Here are the four main recommendations:

  • People who are likely to witness an opioid overdose (e.g., close friends, partners, or family members) should have access to naloxone and know how to administer it in an emergency.

  • People administering naloxone should choose the route of administration (e.g., intravenous, intramuscular, subcutaneous, or intranasal) based on the formulation available, how well they can administer it, the setting, and local context.

  • First responders should concentrate on managing the person's airway, administering naloxone, and assisting ventilation.

  • Following successful naloxone administration and resuscitation, the person's level of consciousness and breathing should be closely monitored until he or she has fully recovered.

Reader Comments (3)

Roland Sleater Other Healthcare Professional, Other, Retired

Although the reclassification of hydrocodone as as Schedule II has created some inconvenience for providers and patients, I believe that, with the passage of time, it will result in less abuse and probably fewer overdoses.

Gregory louviaux office

First responders training in timing and dosage would be primary as stated. Many more lives would be saved.

Trish Pascale Other, Other, Community College and Substance Abuse Treatment

It seems First Responders would be a given. The route seems would be their professional opinion for the given circumstance and training. There is a reason they are trained and their training is documented.

For friends and family members, it would seem that intense training would be in order. There is so much baggage to just allow them a free for all. It cannot be a one size fits all, how could it??? Yet, how could they not be allowed at the same time? It seems that it would be individualized for that certain person, given that certain circumstance, given that certain person's abilities... How could it be anything else?

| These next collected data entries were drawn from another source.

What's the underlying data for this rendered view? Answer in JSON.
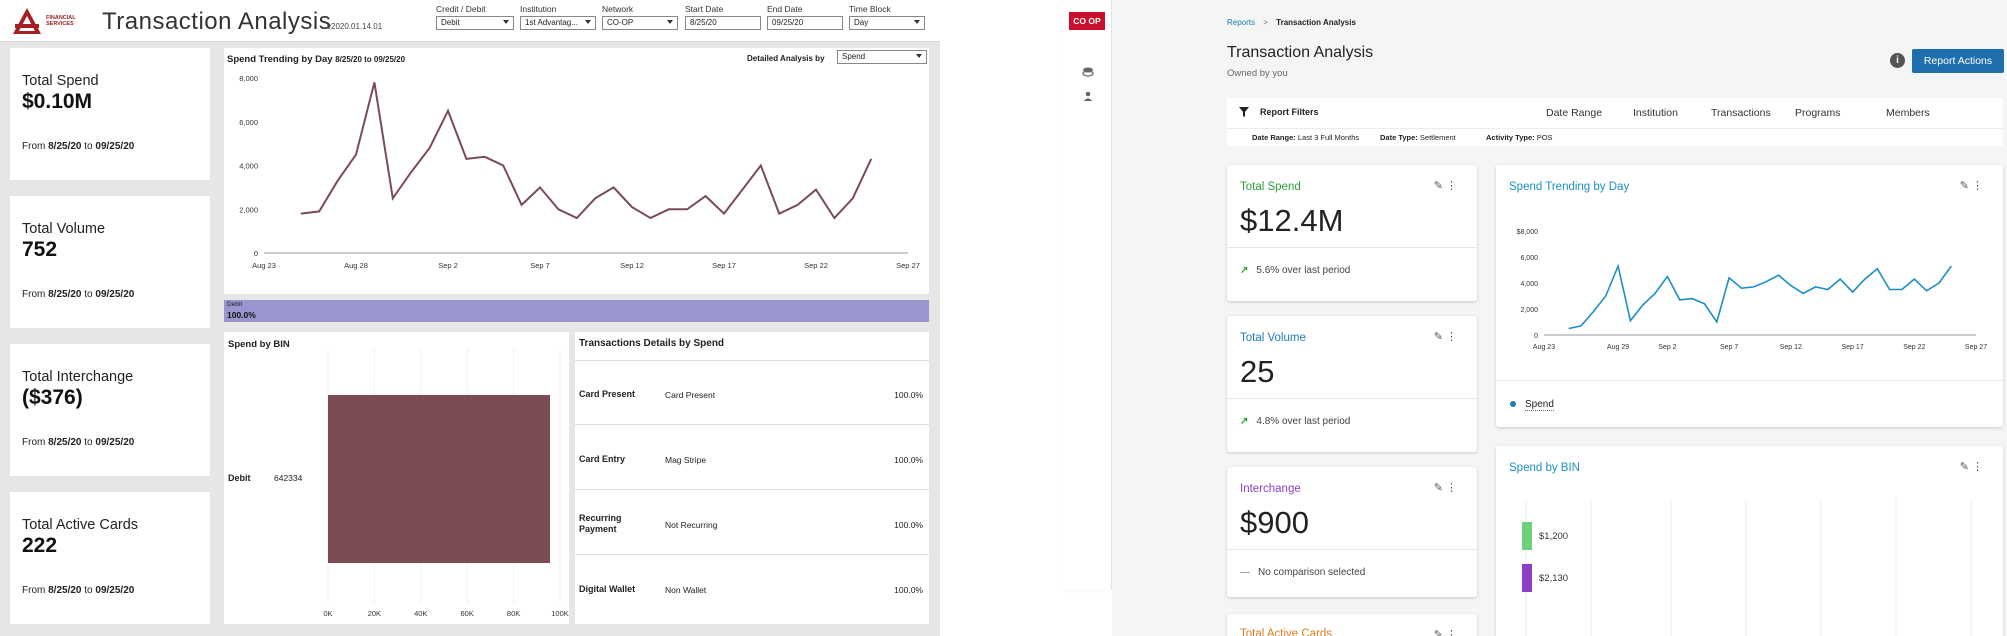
{
  "left": {
    "logo_text": "FINANCIAL SERVICES",
    "title": "Transaction Analysis",
    "version": "v2020.01.14.01",
    "filters": [
      {
        "label": "Credit / Debit",
        "value": "Debit",
        "dropdown": true
      },
      {
        "label": "Institution",
        "value": "1st Advantag...",
        "dropdown": true
      },
      {
        "label": "Network",
        "value": "CO-OP",
        "dropdown": true
      },
      {
        "label": "Start Date",
        "value": "8/25/20",
        "dropdown": false
      },
      {
        "label": "End Date",
        "value": "09/25/20",
        "dropdown": false
      },
      {
        "label": "Time Block",
        "value": "Day",
        "dropdown": true
      }
    ],
    "kpis": [
      {
        "title": "Total Spend",
        "value": "$0.10M",
        "from": "From ",
        "start": "8/25/20",
        "to": " to ",
        "end": "09/25/20"
      },
      {
        "title": "Total Volume",
        "value": "752",
        "from": "From ",
        "start": "8/25/20",
        "to": " to ",
        "end": "09/25/20"
      },
      {
        "title": "Total Interchange",
        "value": "($376)",
        "from": "From ",
        "start": "8/25/20",
        "to": " to ",
        "end": "09/25/20"
      },
      {
        "title": "Total Active Cards",
        "value": "222",
        "from": "From ",
        "start": "8/25/20",
        "to": " to ",
        "end": "09/25/20"
      }
    ],
    "trend": {
      "title": "Spend Trending by Day",
      "subtitle": "8/25/20 to 09/25/20",
      "detail_label": "Detailed Analysis by",
      "detail_value": "Spend"
    },
    "debit_bar": {
      "label": "Debit",
      "value": "100.0%"
    },
    "bin": {
      "title": "Spend by BIN",
      "row_label": "Debit",
      "row_bin": "642334"
    },
    "tx": {
      "title": "Transactions Details by Spend",
      "rows": [
        {
          "category": "Card Present",
          "value": "Card Present",
          "pct": "100.0%"
        },
        {
          "category": "Card Entry",
          "value": "Mag Stripe",
          "pct": "100.0%"
        },
        {
          "category": "Recurring Payment",
          "value": "Not Recurring",
          "pct": "100.0%"
        },
        {
          "category": "Digital Wallet",
          "value": "Non Wallet",
          "pct": "100.0%"
        }
      ]
    }
  },
  "right": {
    "logo": "CO OP",
    "breadcrumb": {
      "root": "Reports",
      "separator": ">",
      "current": "Transaction Analysis"
    },
    "title": "Transaction Analysis",
    "owner": "Owned by you",
    "report_actions": "Report Actions",
    "filters_label": "Report Filters",
    "tabs": [
      "Date Range",
      "Institution",
      "Transactions",
      "Programs",
      "Members"
    ],
    "pills": [
      {
        "key": "Date Range:",
        "val": "Last 3 Full Months"
      },
      {
        "key": "Date Type:",
        "val": "Settlement"
      },
      {
        "key": "Activity Type:",
        "val": "POS"
      }
    ],
    "kpis": [
      {
        "title": "Total Spend",
        "value": "$12.4M",
        "compare": "5.6% over last period",
        "color": "#2e9e3a"
      },
      {
        "title": "Total Volume",
        "value": "25",
        "compare": "4.8% over last period",
        "color": "#1b7fb3"
      },
      {
        "title": "Interchange",
        "value": "$900",
        "compare": "No comparison selected",
        "color": "#8a3fc6"
      },
      {
        "title": "Total Active Cards",
        "color": "#e07a1f"
      }
    ],
    "trend_title": "Spend Trending by Day",
    "trend_legend": "Spend",
    "bin_title": "Spend by BIN",
    "colors": {
      "accent": "#1b7fb3",
      "button": "#1f6fae",
      "coop_red": "#c8102e"
    }
  },
  "chart_data": [
    {
      "type": "line",
      "title": "Spend Trending by Day",
      "x": [
        "Aug 23",
        "Aug 24",
        "Aug 25",
        "Aug 26",
        "Aug 27",
        "Aug 28",
        "Aug 29",
        "Aug 30",
        "Aug 31",
        "Sep 1",
        "Sep 2",
        "Sep 3",
        "Sep 4",
        "Sep 5",
        "Sep 6",
        "Sep 7",
        "Sep 8",
        "Sep 9",
        "Sep 10",
        "Sep 11",
        "Sep 12",
        "Sep 13",
        "Sep 14",
        "Sep 15",
        "Sep 16",
        "Sep 17",
        "Sep 18",
        "Sep 19",
        "Sep 20",
        "Sep 21",
        "Sep 22",
        "Sep 23",
        "Sep 24",
        "Sep 25",
        "Sep 26",
        "Sep 27"
      ],
      "xticks": [
        "Aug 23",
        "Aug 28",
        "Sep 2",
        "Sep 7",
        "Sep 12",
        "Sep 17",
        "Sep 22",
        "Sep 27"
      ],
      "series": [
        {
          "values": [
            null,
            null,
            1800,
            1900,
            3300,
            4500,
            7800,
            2500,
            3700,
            4800,
            6500,
            4300,
            4400,
            4000,
            2200,
            3000,
            2000,
            1600,
            2500,
            3000,
            2100,
            1600,
            2000,
            2000,
            2600,
            1800,
            2900,
            4000,
            1800,
            2200,
            2900,
            1600,
            2500,
            4300,
            null,
            null
          ]
        }
      ],
      "ylim": [
        0,
        8000
      ],
      "yticks": [
        "0",
        "2,000",
        "4,000",
        "6,000",
        "8,000"
      ],
      "color": "#7b4b56"
    },
    {
      "type": "bar",
      "title": "Spend by BIN",
      "categories": [
        "Debit 642334"
      ],
      "values": [
        100000
      ],
      "xticks": [
        "0K",
        "20K",
        "40K",
        "60K",
        "80K",
        "100K"
      ],
      "xlim": [
        0,
        100000
      ],
      "color": "#7c4c54"
    },
    {
      "type": "line",
      "title": "Spend Trending by Day",
      "x": [
        "Aug 23",
        "Aug 24",
        "Aug 25",
        "Aug 26",
        "Aug 27",
        "Aug 28",
        "Aug 29",
        "Aug 30",
        "Aug 31",
        "Sep 1",
        "Sep 2",
        "Sep 3",
        "Sep 4",
        "Sep 5",
        "Sep 6",
        "Sep 7",
        "Sep 8",
        "Sep 9",
        "Sep 10",
        "Sep 11",
        "Sep 12",
        "Sep 13",
        "Sep 14",
        "Sep 15",
        "Sep 16",
        "Sep 17",
        "Sep 18",
        "Sep 19",
        "Sep 20",
        "Sep 21",
        "Sep 22",
        "Sep 23",
        "Sep 24",
        "Sep 25",
        "Sep 26",
        "Sep 27"
      ],
      "xticks": [
        "Aug 23",
        "Aug 29",
        "Sep 2",
        "Sep 7",
        "Sep 12",
        "Sep 17",
        "Sep 22",
        "Sep 27"
      ],
      "series": [
        {
          "name": "Spend",
          "values": [
            null,
            null,
            500,
            700,
            1800,
            3000,
            5300,
            1100,
            2300,
            3200,
            4500,
            2700,
            2800,
            2400,
            1000,
            4400,
            3600,
            3700,
            4100,
            4600,
            3800,
            3200,
            3700,
            3500,
            4300,
            3300,
            4300,
            5100,
            3500,
            3500,
            4300,
            3400,
            4000,
            5300,
            null,
            null
          ]
        }
      ],
      "ylim": [
        0,
        8000
      ],
      "yticks": [
        "0",
        "2,000",
        "4,000",
        "6,000",
        "$8,000"
      ],
      "color": "#1b8fc2"
    },
    {
      "type": "bar",
      "title": "Spend by BIN",
      "categories": [
        "",
        ""
      ],
      "values": [
        1200,
        2130
      ],
      "labels": [
        "$1,200",
        "$2,130"
      ],
      "colors": [
        "#6fd07a",
        "#8a3fc6"
      ]
    }
  ]
}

Policy and procedure taking into consideration human factor of addiction and the family and it's unspoken affects, would have to be taken into consideration.

Substance abuse counselors may not be recognized as professionals if they do not have degrees in psychology or social work, but we have been down that road before. They have the ability to recognize many of the addiction quirks for a lot less money. :) This would probably be very helpful in assessment/training creation for family/friends. That is if I have understood the questions correctly.